After having thoroughly enjoyed reading the seven books in Rick Riordan's Tres Navarre series, I decided to dive into something else that he had penned. A quick scan of the limited available catalog at my local library, made my choice easy. Cold Springs is a sobering story whose strength is in its emotional pull and its tale of hurt people hurting people. The story's narrative begins with two couples, Norma and Chadwick, and Ann and John. Ann is the headmistress at a local private school and her husband John is an up-and-coming real estate developer. Chadwick is a teacher of history at Ann's school where Norma serves as a fundraiser and planner. These four folks have a very long history together and the fire in both marriages has long since died out. Katherine is the child of Norma and Chadwick, 16 years old and a student at her father's school. A child who was once the apple of her parent's eyes, but who slowly let rebellion steal her soul. Mallory is the 6 year old daughter of Ann and John whose greatest joy in the world is getting to spend time with her "big sister" Katherine. The comfortable foundations of everyone's life finally crumble away when Katherine dies of a heroine overdose while babysitting young Mallory.

The unmerciful sword of reality that ravaged these families ended both marriages. Some few years later we find that Mallory, in her desperation to quell the pain and betrayal that she felt, had followed a path eerily similar to that of Katherine. In the following years, Chadwick had lived a joyless life, blaming himself for his daughter's death. He tried to make some kind of amends by working at a boot camp for troubled teens. Finally, when Ann could no longer stand to see Mallory destroy herself, she called Chadwick to enroll her daughter in his camp. Slowly, with tentative and painful steps, we see Mallory slowly edge back from the cliff's edge on which she had been living. Beneath all of this we learn more about what fueled Chadwick, why he felt such deep responsibility for Mallory, and how Mallory's life held such important elements to get him past his own Katherine's death.

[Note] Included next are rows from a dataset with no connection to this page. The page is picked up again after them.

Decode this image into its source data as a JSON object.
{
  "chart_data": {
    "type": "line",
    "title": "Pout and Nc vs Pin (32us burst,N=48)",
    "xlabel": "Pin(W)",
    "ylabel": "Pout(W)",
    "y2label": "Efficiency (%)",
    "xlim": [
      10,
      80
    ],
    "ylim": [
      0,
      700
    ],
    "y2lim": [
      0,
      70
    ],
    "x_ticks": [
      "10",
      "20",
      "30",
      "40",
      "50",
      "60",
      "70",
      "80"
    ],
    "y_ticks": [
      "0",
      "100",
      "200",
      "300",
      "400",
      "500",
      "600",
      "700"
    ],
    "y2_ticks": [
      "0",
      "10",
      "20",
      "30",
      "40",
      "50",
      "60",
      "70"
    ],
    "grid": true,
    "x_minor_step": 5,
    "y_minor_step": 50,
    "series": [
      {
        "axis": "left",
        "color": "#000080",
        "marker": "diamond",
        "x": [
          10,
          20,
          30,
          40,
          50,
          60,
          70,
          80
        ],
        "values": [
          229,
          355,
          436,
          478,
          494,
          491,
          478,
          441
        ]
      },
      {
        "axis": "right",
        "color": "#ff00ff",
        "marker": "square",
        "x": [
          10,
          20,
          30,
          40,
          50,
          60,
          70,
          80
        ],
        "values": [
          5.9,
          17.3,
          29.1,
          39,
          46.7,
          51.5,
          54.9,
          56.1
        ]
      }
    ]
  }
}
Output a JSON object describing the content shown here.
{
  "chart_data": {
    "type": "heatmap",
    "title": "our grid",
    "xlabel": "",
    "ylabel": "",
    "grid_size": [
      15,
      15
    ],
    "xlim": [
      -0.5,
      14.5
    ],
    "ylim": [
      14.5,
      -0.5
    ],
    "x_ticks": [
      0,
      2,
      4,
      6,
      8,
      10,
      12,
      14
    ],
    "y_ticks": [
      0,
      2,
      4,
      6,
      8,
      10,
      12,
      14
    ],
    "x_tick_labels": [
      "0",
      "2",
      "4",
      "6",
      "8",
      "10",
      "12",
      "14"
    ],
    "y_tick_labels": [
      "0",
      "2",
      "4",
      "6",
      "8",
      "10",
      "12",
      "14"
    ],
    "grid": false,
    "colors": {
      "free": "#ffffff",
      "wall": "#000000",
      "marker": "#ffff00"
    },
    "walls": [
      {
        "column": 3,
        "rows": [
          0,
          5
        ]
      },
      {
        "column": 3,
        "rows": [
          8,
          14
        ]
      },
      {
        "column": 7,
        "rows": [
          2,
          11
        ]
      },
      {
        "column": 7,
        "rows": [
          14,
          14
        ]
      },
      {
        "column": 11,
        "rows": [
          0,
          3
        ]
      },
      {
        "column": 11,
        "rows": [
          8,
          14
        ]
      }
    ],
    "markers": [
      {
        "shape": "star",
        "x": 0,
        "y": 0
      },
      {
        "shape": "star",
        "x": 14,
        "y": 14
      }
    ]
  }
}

After getting to appreciate Riordan's style in his Tres Navarre series, this outing went in a very different direction and had a very different style. In fact, if I had not known who the author was, I would not have been able to make a guess. This was not what I would term a light-hearted story. It's dark elements weighed on me because my own daughter is the same age as Katherine. As with most children, they have two aspects to their lives. One is the face that they show to you, and the other is how they are when they are on their own. Often those are quite different and we must find a way to teach and guide without a heavy hand, but in a manner such that we are heard. It also made me consider the lengths that I would go to toward protecting my own daughter.